When two submarine telecom cables in the Mediterranean were cut last Wednesday, the outage was attributed to a ship anchor that severed the cables. When a third cable cut in the region was reported on Friday, it raised suspicions that there might be more to the outages than coincidence.
"I'm a security guy, and hence suspicious by nature," Columbia computer science professor Steve Bellovin wrote on the NANOG (North American Network Operators Group) mailing list. "The old saying comes to mind: 'once is happenstance, twice is coincidence, but the third time is enemy action.'"

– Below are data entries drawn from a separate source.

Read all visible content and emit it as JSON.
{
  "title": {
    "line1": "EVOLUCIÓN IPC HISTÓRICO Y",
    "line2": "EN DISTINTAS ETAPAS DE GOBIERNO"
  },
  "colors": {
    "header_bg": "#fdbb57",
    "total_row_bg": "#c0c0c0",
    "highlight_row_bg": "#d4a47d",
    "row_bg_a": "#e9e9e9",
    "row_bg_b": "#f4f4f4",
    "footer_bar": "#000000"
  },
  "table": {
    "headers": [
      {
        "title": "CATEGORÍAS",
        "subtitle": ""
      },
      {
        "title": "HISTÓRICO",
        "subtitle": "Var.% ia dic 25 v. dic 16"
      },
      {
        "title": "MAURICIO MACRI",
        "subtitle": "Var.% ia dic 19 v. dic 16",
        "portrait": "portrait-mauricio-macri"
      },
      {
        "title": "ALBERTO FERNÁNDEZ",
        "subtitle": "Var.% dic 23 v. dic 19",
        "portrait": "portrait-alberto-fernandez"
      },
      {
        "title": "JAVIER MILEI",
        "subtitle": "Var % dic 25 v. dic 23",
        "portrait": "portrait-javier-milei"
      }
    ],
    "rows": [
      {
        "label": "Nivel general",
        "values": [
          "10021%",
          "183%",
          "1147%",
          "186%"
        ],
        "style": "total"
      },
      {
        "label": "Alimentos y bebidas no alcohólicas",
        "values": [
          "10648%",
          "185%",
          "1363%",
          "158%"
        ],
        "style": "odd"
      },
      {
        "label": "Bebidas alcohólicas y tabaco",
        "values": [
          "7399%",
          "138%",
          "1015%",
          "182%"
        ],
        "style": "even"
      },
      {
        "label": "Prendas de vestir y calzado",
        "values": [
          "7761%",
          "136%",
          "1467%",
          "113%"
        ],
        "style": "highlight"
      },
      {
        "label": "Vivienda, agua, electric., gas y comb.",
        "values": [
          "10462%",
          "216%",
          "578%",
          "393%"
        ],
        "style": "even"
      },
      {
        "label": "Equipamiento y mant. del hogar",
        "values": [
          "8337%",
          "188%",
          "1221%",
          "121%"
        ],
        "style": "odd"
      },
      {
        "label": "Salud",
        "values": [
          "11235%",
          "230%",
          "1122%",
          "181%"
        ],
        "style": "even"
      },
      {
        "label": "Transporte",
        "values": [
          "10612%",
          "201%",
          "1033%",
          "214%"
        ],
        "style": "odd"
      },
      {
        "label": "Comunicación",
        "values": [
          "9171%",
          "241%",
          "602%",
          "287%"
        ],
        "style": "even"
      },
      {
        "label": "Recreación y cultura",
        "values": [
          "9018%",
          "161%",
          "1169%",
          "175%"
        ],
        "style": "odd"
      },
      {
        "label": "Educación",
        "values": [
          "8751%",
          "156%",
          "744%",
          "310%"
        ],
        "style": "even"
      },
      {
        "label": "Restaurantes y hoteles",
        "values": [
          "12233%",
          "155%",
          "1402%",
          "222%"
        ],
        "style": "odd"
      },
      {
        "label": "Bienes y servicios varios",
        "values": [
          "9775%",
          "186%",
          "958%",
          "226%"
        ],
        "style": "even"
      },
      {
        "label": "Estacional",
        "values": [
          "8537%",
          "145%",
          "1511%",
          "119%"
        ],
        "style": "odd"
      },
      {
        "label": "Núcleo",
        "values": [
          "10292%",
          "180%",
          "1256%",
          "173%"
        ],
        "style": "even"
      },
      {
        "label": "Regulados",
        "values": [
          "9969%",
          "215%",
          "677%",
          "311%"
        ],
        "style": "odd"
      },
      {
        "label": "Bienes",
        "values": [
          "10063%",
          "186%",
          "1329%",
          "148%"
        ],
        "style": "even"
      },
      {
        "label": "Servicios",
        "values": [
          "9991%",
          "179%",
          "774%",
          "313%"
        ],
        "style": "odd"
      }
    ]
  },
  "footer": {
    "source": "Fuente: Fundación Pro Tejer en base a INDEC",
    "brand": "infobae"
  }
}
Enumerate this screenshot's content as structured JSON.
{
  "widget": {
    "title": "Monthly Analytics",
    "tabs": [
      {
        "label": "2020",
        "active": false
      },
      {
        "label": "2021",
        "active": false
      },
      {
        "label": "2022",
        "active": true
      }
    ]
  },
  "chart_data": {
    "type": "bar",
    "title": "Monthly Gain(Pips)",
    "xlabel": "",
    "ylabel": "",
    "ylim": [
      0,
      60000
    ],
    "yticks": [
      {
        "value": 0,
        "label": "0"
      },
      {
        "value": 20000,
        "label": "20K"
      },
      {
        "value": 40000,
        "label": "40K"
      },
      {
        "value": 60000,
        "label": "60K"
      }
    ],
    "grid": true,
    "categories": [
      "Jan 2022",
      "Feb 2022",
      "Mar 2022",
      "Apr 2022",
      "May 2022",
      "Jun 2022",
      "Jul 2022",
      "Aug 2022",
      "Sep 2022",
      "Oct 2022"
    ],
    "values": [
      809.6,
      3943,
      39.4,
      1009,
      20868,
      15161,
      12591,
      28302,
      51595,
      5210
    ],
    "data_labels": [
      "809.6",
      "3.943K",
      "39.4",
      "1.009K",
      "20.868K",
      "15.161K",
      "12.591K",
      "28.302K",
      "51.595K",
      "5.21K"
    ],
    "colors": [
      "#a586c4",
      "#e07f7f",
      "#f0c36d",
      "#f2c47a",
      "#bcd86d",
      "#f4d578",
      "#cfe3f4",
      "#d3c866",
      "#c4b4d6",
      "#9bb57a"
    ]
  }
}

But list members who manage submarine fiber cables say such outages happen fairly often, but usually aren't noticed due to cable redundancy, which allows system operators to route around outages. "If you know the undersea cable industry, you know that several cables can be down at the same time without malice playing a role," wrote Rod Beck of Hibernia Atlantic, which operates a trans-Atlantic network. "It happens all the time. Terrorists are clearly looking for more high profile events than disrupting unmanned undersea cable systems. It doesn't make for great television shots ... It is really to get shots of an undersea severed cable."
But other theories have emerged that might explain the proximity of the Mediterranean cable cuts. Jesse Robbins at O'Reilly Radar wonders if it was related to intelligence gathering. "It's no secret that governments tap undersea communications lines to install surveillance systems," Jesse writes. "One theory is that the cuts, reportedly caused by ships anchoring in rough seas, are actually a diversion to cover taps installed by a specially equipped submarine hundreds of miles away."
Robbins noted that the USS Jimmy Carter is among the submarines equipped with a Multi-Mission Platform (MMP) for use "as an underwater splicing chamber for tapping of undersea fiber optic cables." No details on whether tin-foil hats are required for these missions.